Turlough O'Carolan was just such a musician. He was a blind harpist who traveled all around Ireland in the 1700s composing music for his patrons. He was so respected and admired, it was said that people would delay the start of a wedding or a funeral until he could get there and play. He often would stay at someone's estate or home and write a song in their honour, and name the piece after them. That is why most O'Carolan songs are people's names; Eleanor Plunkett, Fanny Power, George Brabazon, Hugh O'Donnell, The Landlady, etc.
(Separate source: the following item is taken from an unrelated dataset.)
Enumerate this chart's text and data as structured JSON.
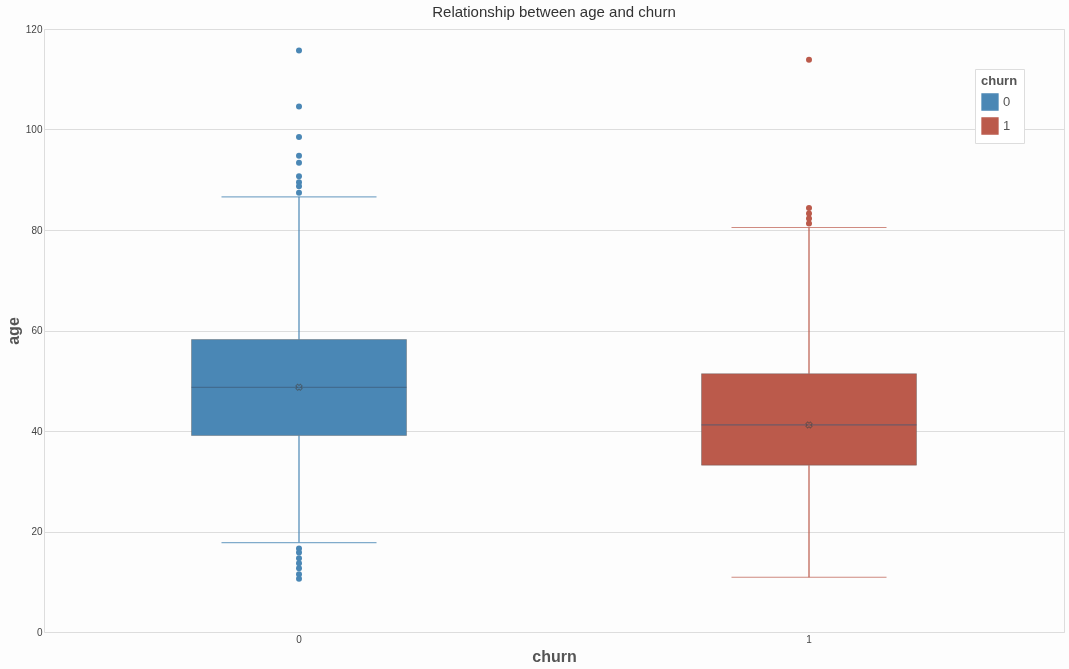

How I wish that were an acceptable vocation today. I suppose the closest thing we have to that is house concerts, but to do this for a living! And to be so respected, simply for being a musician, that people would welcome you with open arms to come play for them. But the general public doesn't seem to see freelance musicians/composers in that way. Musicians today have to basically justify what they charge for a gig (which of course includes travel, wear & tear and upkeep of their instrument/voice, practice and all the time spent mastering their craft, additional equipment, etc). People generally don't know what a musician deserves to get paid, so a musician needs to know what they are worth, so they do not get underpaid. Or they have to justify being paid at all! They are often told, "You'll get good exposure" as a consolation for not getting remuneration.
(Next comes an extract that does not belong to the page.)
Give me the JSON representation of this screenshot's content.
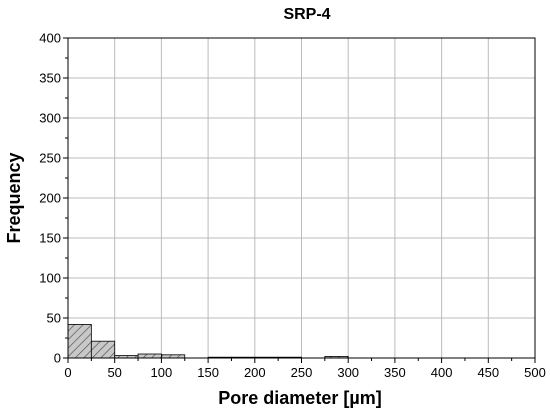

There are so many recruitments and requests for musicians to play at musicals, shows, events, churches, etc, with the basic unquestionable understanding that it will be volunteer only. And yet everyone recognizes how important music is. How vital it is to health, happiness, healing, well-being, to feeling connected, to feeling whole. Music is used to tell stories, remember the past, encourage peace and end of war, to share truth, to inspire, to instill hope, to create unity, to protest corruption, to bring lost cultures and traditions back to life, to help us remember who we are. Have you ever watched a commercial or scene from a movie on mute and felt nothing, but then you watch it again with the music on? The difference that music makes to the general experience, to our emotions, is undeniable.
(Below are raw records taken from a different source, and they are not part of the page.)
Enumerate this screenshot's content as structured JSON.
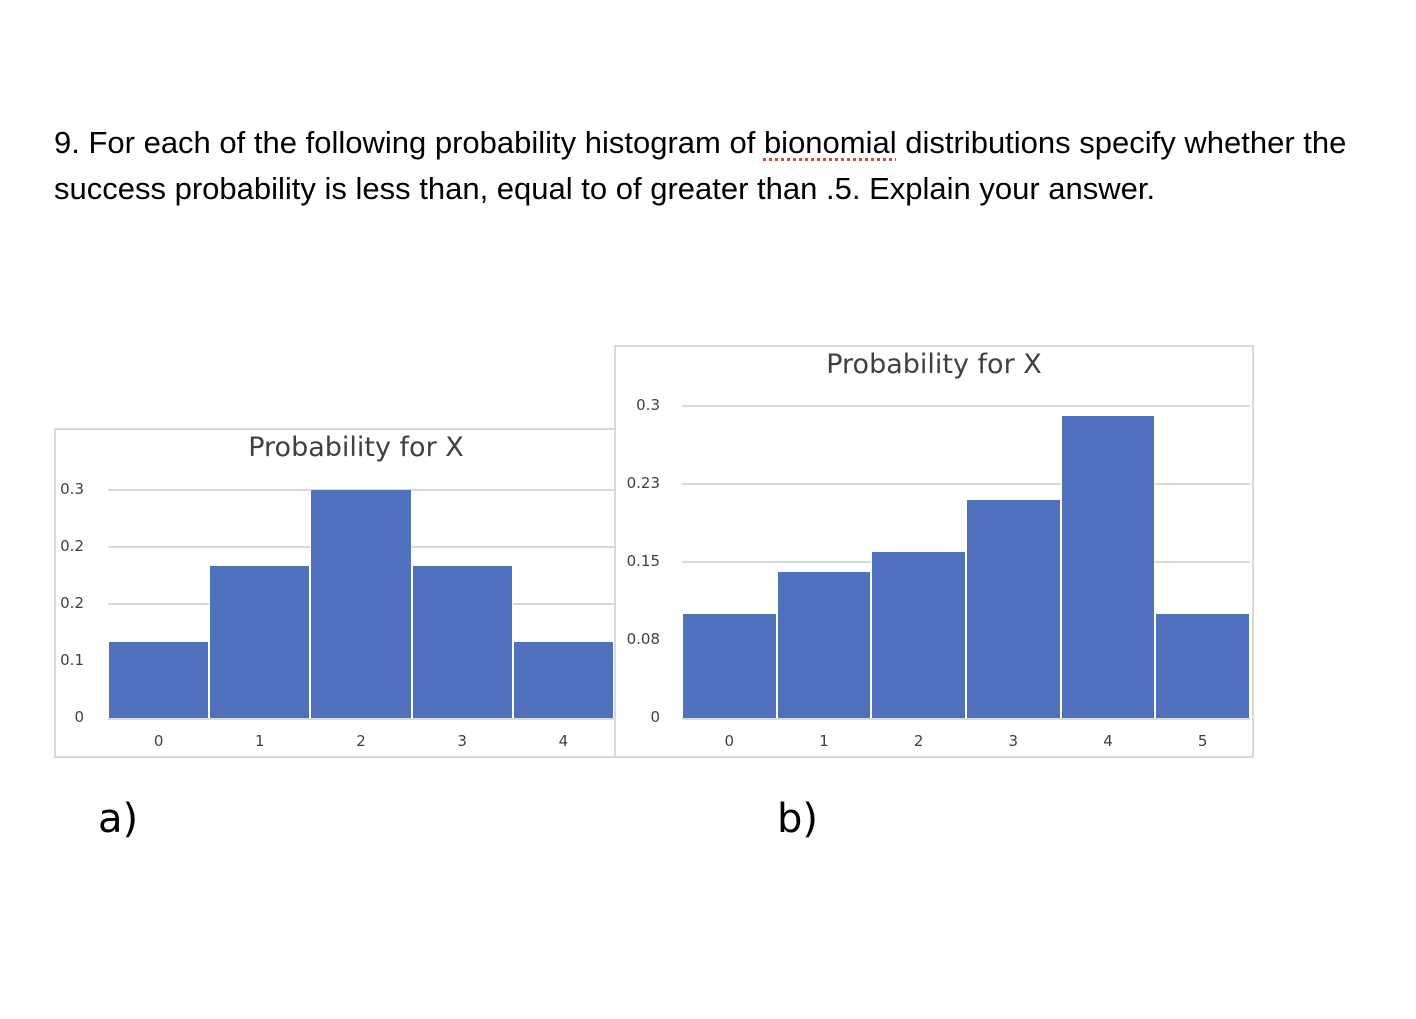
{
  "question": {
    "prefix": "9. For each of the following probability histogram of ",
    "misspelled_word": "bionomial",
    "suffix": " distributions specify whether the success probability is less than, equal to of greater than .5. Explain your answer."
  },
  "labels": {
    "a": "a)",
    "b": "b)"
  },
  "colors": {
    "bar": "#4f71be",
    "grid": "#d9d9d9",
    "text": "#404040",
    "spellcheck": "#e0443e"
  },
  "chart_data": [
    {
      "type": "bar",
      "title": "Probability for X",
      "categories": [
        "0",
        "1",
        "2",
        "3",
        "4"
      ],
      "values": [
        0.1,
        0.2,
        0.3,
        0.2,
        0.1
      ],
      "ytick_labels": [
        "0.3",
        "0.2",
        "0.2",
        "0.1",
        "0"
      ],
      "ylim": [
        0,
        0.3
      ],
      "xlabel": "",
      "ylabel": "",
      "grid": true,
      "legend": "none"
    },
    {
      "type": "bar",
      "title": "Probability for X",
      "categories": [
        "0",
        "1",
        "2",
        "3",
        "4",
        "5"
      ],
      "values": [
        0.1,
        0.14,
        0.16,
        0.21,
        0.29,
        0.1
      ],
      "ytick_labels": [
        "0.3",
        "0.23",
        "0.15",
        "0.08",
        "0"
      ],
      "ylim": [
        0,
        0.3
      ],
      "xlabel": "",
      "ylabel": "",
      "grid": true,
      "legend": "none"
    }
  ]
}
If we put as much money into music as we did into pharmaceuticals, or weapons, or corporations, there would be no reason for any musician to play for free; Unless, of course, you want to! But my point is that music is so vital to our very sense of humanity, it should be viewed as no less important as other professions (this goes for all the arts, actually), and the level of respect should match.

*NOTE: I was going to use the word "minstrel" but the very word "minstrel" conjures up images of a poor and lowly performer. When I looked up the history of minstrels, apparently they were no different from many struggling musicians today. Not really respected, and rather kept in palaces and in court to entertain royalty, until they were replaced by troubadours and became wandering minstrels in order to make ends meet.